3     Declarative Workflows

Our approach to overcome the rigidity of imperative workflows are declarative
workflows [4]. In this modeling paradigm a workflow is defined by using constraints
that specify what must be done or which conditions must be satisfied during the
execution of the workflow. These constraints approximate the desired behavior
of the workflow. Any execution order of tasks is allowed as long as it does not
violate one of the constraints. This results in the fact, that the user has much
more freedom to decide in which order she wants to perform the tasks.

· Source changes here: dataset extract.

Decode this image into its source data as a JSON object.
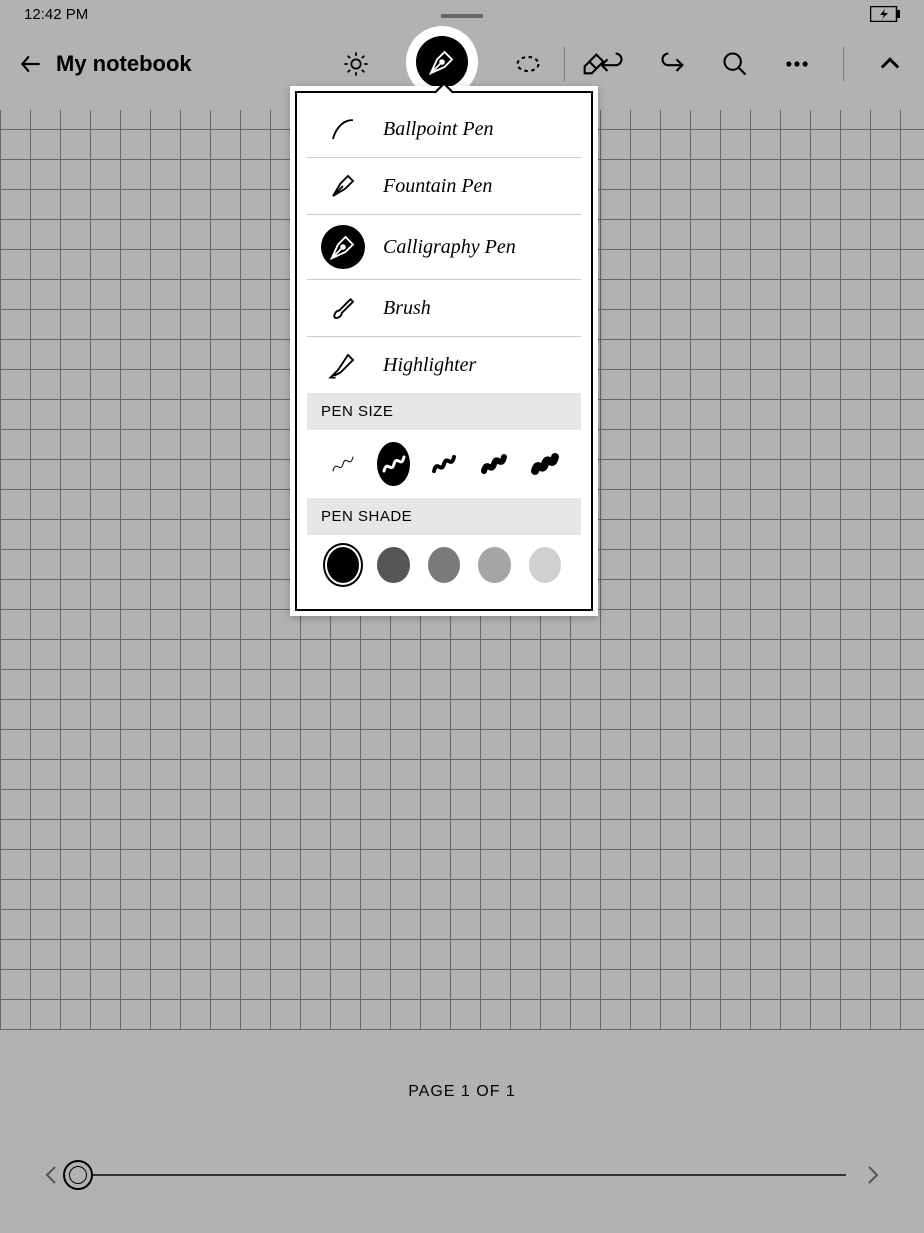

    Before discussing the different constraints that we have identified, a simple
example is presented that shows the benefits of modeling a workflow by using
the declarative approach. A travel agency provides a workflow where customers
can book a trip. The imperative version of the workflow consists of the three
consecutive task models Book Flight, Book Hotel and Pay. This implies, that
the customer has to perform the tasks in this predefined order. A disadvantage
of the strict execution order is for instance that the customer can not book the
hotel first if she only plans to fly if her favorite hotel has free rooms available.
With the declarative approach this could be modeled much less restrictive. It
would contain only one constraint that ensures that the task Pay is the last
task that is executed. The execution order of the other two tasks is not modeled.

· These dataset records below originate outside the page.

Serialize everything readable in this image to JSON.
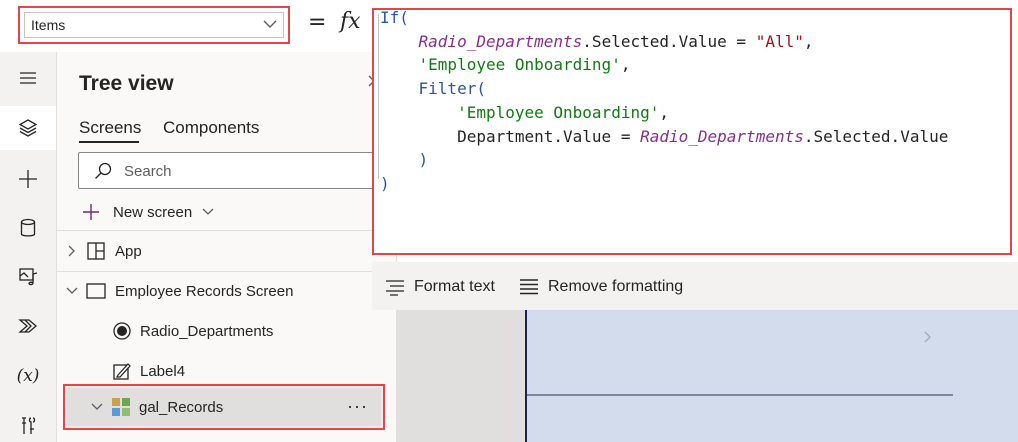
{
  "formula_bar": {
    "property": "Items",
    "equals": "=",
    "fx": "fx",
    "code": {
      "line1_kw": "If(",
      "line2_var": "Radio_Departments",
      "line2_rest": ".Selected.Value = ",
      "line2_str": "\"All\"",
      "line2_comma": ",",
      "line3_tbl": "'Employee Onboarding'",
      "line3_comma": ",",
      "line4_kw": "Filter(",
      "line5_tbl": "'Employee Onboarding'",
      "line5_comma": ",",
      "line6_plain": "Department.Value = ",
      "line6_var": "Radio_Departments",
      "line6_rest": ".Selected.Value",
      "line7_close": ")",
      "line8_close": ")"
    },
    "format_text": "Format text",
    "remove_formatting": "Remove formatting"
  },
  "rail": {
    "icons": [
      "hamburger-icon",
      "layers-icon",
      "plus-icon",
      "database-icon",
      "media-icon",
      "power-automate-icon",
      "variables-icon",
      "tools-icon"
    ],
    "variables_label": "(x)"
  },
  "tree_view": {
    "title": "Tree view",
    "tabs": [
      "Screens",
      "Components"
    ],
    "active_tab": "Screens",
    "search_placeholder": "Search",
    "new_screen": "New screen",
    "nodes": {
      "app": "App",
      "screen": "Employee Records Screen",
      "radio": "Radio_Departments",
      "label": "Label4",
      "gallery": "gal_Records"
    },
    "more": "···"
  },
  "colors": {
    "highlight_border": "#e0464a",
    "keyword": "#2b579a",
    "variable": "#8a2e8a",
    "string": "#a31515",
    "table": "#107c10"
  }
}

Consequently, the customer can decide if she books the hotel or the flight first.


3.1   Constraints

This section gives a brief overview about control-flow constraints that can be
used along with task models to design a people-oriented workflow. A more
comprehensive description of the constraints can be found in [5].
    On each constraint a so-called activation condition can be defined to support
scenarios where constraints should be only enabled when a certain condition
holds (e.g. when a process variable has a specific value). If the condition is met
the constraint has to be satisfied during workflow execution. Otherwise, the
constraint is not enabled and it is ignored. A similar approach is described in [6].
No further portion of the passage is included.